2007 GSA Denver Annual Meeting (28–31 October 2007)

Paper No. 9
Presentation Time: 8:00 AM-12:00 PM

A MID-PROTEROZOIC BROAD, SHALLOW LAKE: HELENA FORMATION, BELT SUPERGROUP, WESTERN MONTANA AND NORTHERN IDAHO


WINSTON, Don, Geosciences, University of Montana, Missoula, MT 59812, don.winston@umontana.edu

Precambrian lake deposits are difficult to differentiate from marine deposits chiefly because Precambrian rocks lack fossils of multicellular biotas. Lake processes are in many ways similar to marine processes, and their records may also appear similar. The 1.45 Ga Helena Formation of the Mid-Proterozoic Belt Supergroup was deposited in an intracratonic block-fault basin and is inferred to be lacustrine on the basis of its styles of its 1-10 m-thick sedimentary cycles. The Helena lake was at least 500 km N-S and 300 km E-W. Based on description and correlation of more than 30 measured sections, vertical and lateral facies patterns were identified and interpreted. Layers more than 3 cm thick of hummocky very fine sand layers capped by dark mud occupy the lake center. They thin and fine shoreward to undulating silt-to-mud graded layers 3.0 to 0.3 cm thick. These continue to thin and fine to graded layers less than 0.3 mm thick across the lake margins. The lake lacked a clinoform and fondoform, and its floor was exceedingly flat, shallow, and everywhere above storm wave base. Mud and very fine sand were continually reworked by storms in the center of the lake, and mud was driven to the lake margins.

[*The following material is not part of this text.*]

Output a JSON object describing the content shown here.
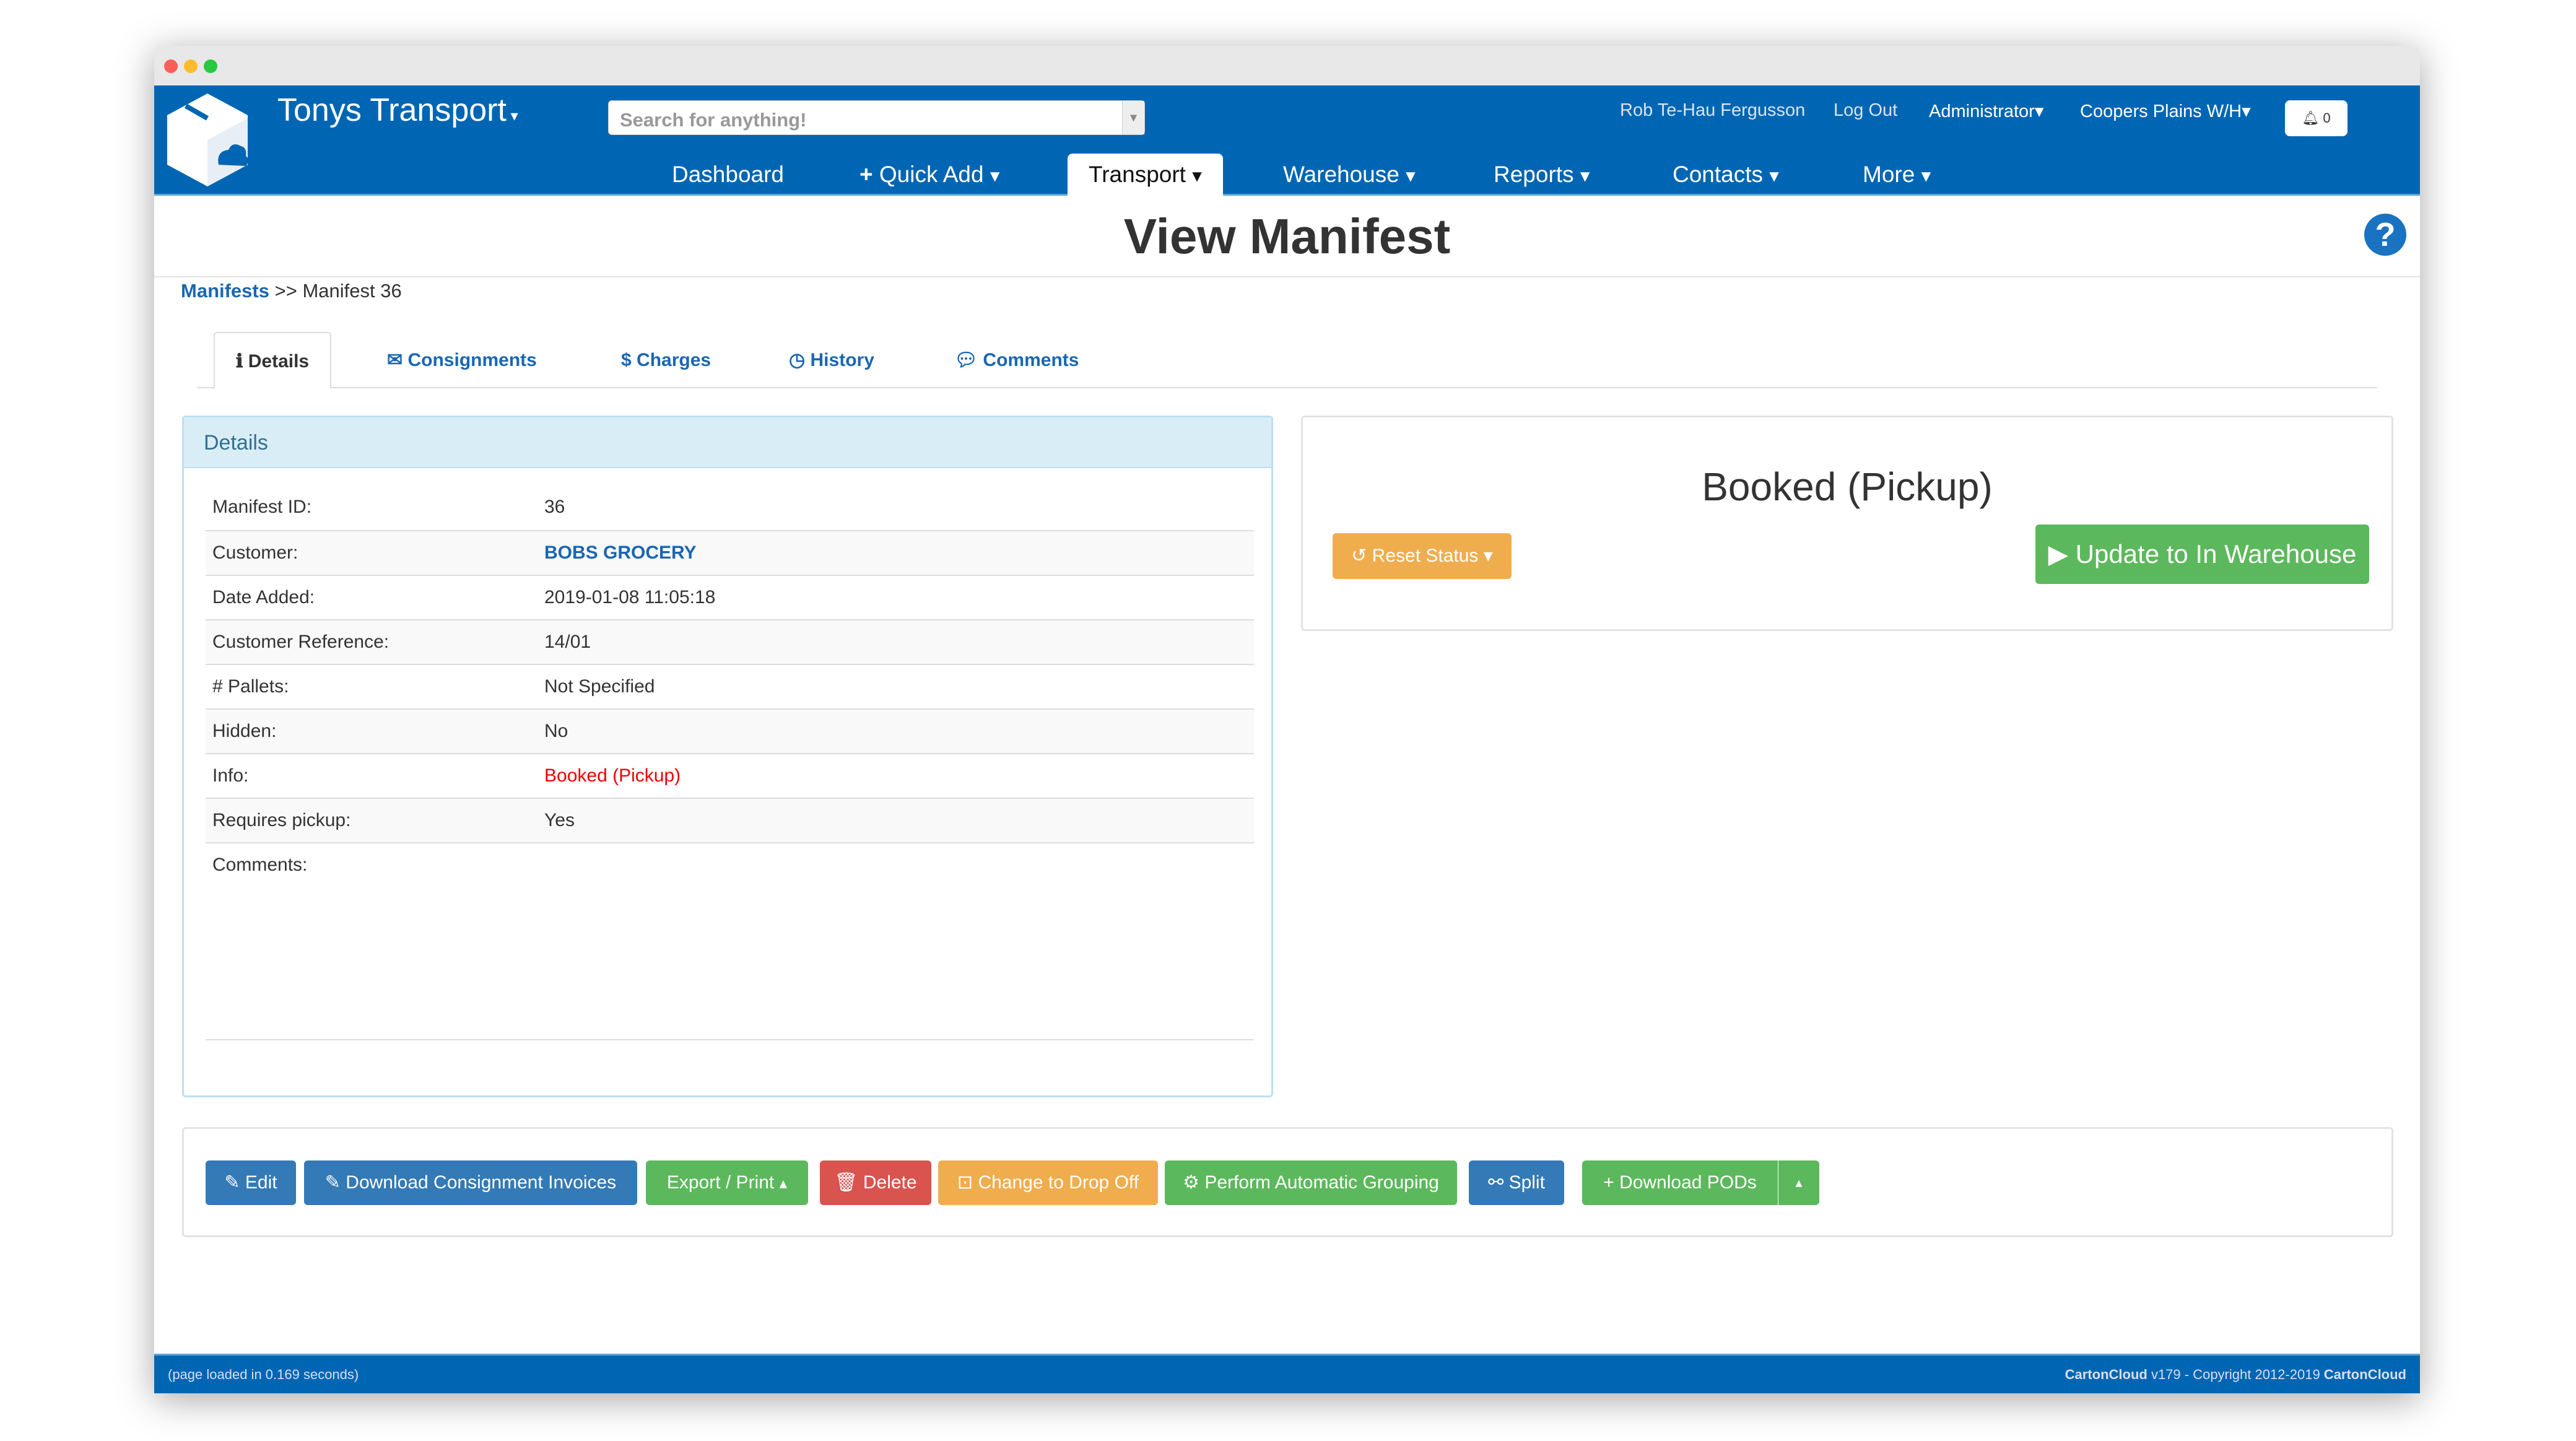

Helena cycle bases record exposure around the edges of the lake, but not below base level in the lake center. Lower half-cycles record lake expansion and development of a siliciclastic highstand facies tract, with with water undersaturated with respect to Ca, Mg, CO3. Upper half-cycles record lake contraction, with only slight regression of the siliciclastic facies tract. However, lake waters became supersaturated with respect to Ca, Mg, CO3, and dolomite mixed with siliciclastic facies accumulated across most of the basin.